The Gun Violence Archive is an independent organization that gathers information about gun violence via the news, social media, and police reports — and amasses it into a publicly available database.

There are limitations to this approach: Not all acts of gun violence are covered in the news or posted on social media, and not every police department publicizes their incident logs, so the data is inherently incomplete. This incompleteness can be unpredictable, and thus difficult to statistically take into account.

It is possible that some places that appear worse in GVA data are actually places where a higher proportion of cases are captured, and some year-over-year change may actually reflect improvements in data collection. However, the fact that there are decreases as well as increases challenges this theory.

On the other hand, there is no other national database that tracks shootings in near-real time.   

Data from the Centers for Disease Control and Prevention is not complete until more than a year after a calendar year has ended. CDC also includes only deaths, whereas the GVA also tracks injuries.

The GVA also attaches latitudes and longitudes to incidents, which allows us to ask specific questions about where shootings take place.

It is our assessment, as well as that of academics, that the timeliness and completeness of GVA data outweighs its limitations.

Attaching shootings to places

We used a technique called a spatial join to attach the latitude/longitude combinations of the shootings to census tracts. This lets us bolster the GVA data with information about populations, cities, and the level of urbanization in a shooting’s location.

Because census tracts are redrawn after each decennial census, we matched pre-2020 shootings to pre-2020 census tract shapes, and post-2020 shootings to post-2020 census tract boundaries.

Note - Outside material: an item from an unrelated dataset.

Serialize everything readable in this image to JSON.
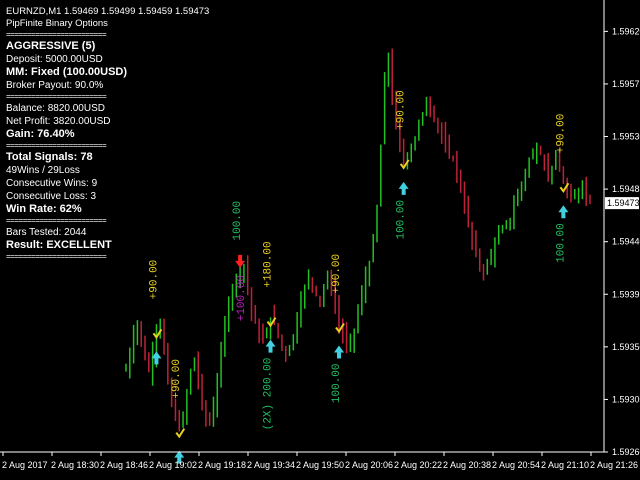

Less than 1 percent of rows in the data either lacked latitude or longitude, had coordinates for a location outside the United States, or otherwise failed to join with a census tract and were not included.

Estimating population

Where we needed population estimates in our analysis, we summed census tract level population values from the five-year American Community Survey contemporaneous with the year of a given shooting.

However, 2023 estimates are not expected until December of this year. For 2023 values, we used the 2022 population of each census tract.

What kind of place

We wanted to characterize the places affected by shootings in ways that readers could relate to. We decided to use a classification system produced by the National Center for Health Statistics and used by the CDC.

However, because the NCHS system uses categories that we feel are not useful for most readers, we attached our own terminology: 

1 – Large city – 1 million or more inhabitants

2 – Suburbs – Areas adjacent to cities with 1 million or more inhabitants

3 – Small city – 250,000 to 999,999 people

4 – Large town – 50,000 to 250,000 people

5 – Small town – 10,000 to 49,999 people

6 – Rural area – No towns of 10,000 or more people

These classifications probably undercount shootings we’ve characterized as outside of cities in our reporting. This is because there could be small communities and rural areas in a county that also contains a large city. Under this classification, shootings in those places would be considered “urban,” though the people living there probably wouldn’t describe the place that way.

Our analysis of city vs. non-city shootings defined non-city as a place given a classification of 2 through 6.

The second chart in our story has grouped all shootings that were given a classification of 4 through 6.

The third chart in our story looked at cities with a classification of 3.

Ranking metro areas

Administrative boundaries of places largely do not reflect actual residential patterns. Kansas City, Kansas, and Kansas City, Missouri, for example, are one contiguous community. To take this into account, the Census Bureau has designated units called core-based statistical areas. One example is Boston-Cambridge-Newton, in Massachusetts.  

When we ranked metro areas for our analysis, we first ranked complete CBSA’s.

However, we found that this was diluting the rate of shootings in some large cities, especially those — like Washington, D.C. — that have a city core and suburbs surrounding.

So, to be conservative, we split the cores of CBSA’s — the areas classified as 1 — from their surrounding areas classified as 2 or above. This moved some large cities, such as Baltimore, up our rankings. It also yielded some interesting cases where outlying communities around a core are more dangerous than the core itself.

So, when we say Baltimore in our story, what we are referring to is the core areas of the Baltimore CBSA.

Here is a link to a handy map of all CBSAs.

What is the likelihood of being shot?

There are multiple options for measuring the frequency of gun violence using GVA data. Deaths per 100,000 residents is probably the most reliable measure, but we know that it leaves out two-thirds of those who are shot or injured. Therefore, using the number of incidents per capita is a more stable estimate – the count in a community can’t be swung by a single, high-casualty incident.

What we assessed is the likelihood of being shot in a place, or the number of people struck by bullets divided by the total population, which is a measurement of killings plus injuries per 100,000 population. In our story we describe this combined metric as shootings. When we say, “You’re more likely to be shot in Selma than Chicago,” we mean that you are more likely to be killed or injured by a gunshot.

Are suicide deaths included?

The GVA does not include suicide deaths unless they are associated with a crime or a murder-suicide. The CDC reports on individual suicides; however, because of privacy policies, these numbers are only available in aggregate and don’t include any details like granularity and geolocation.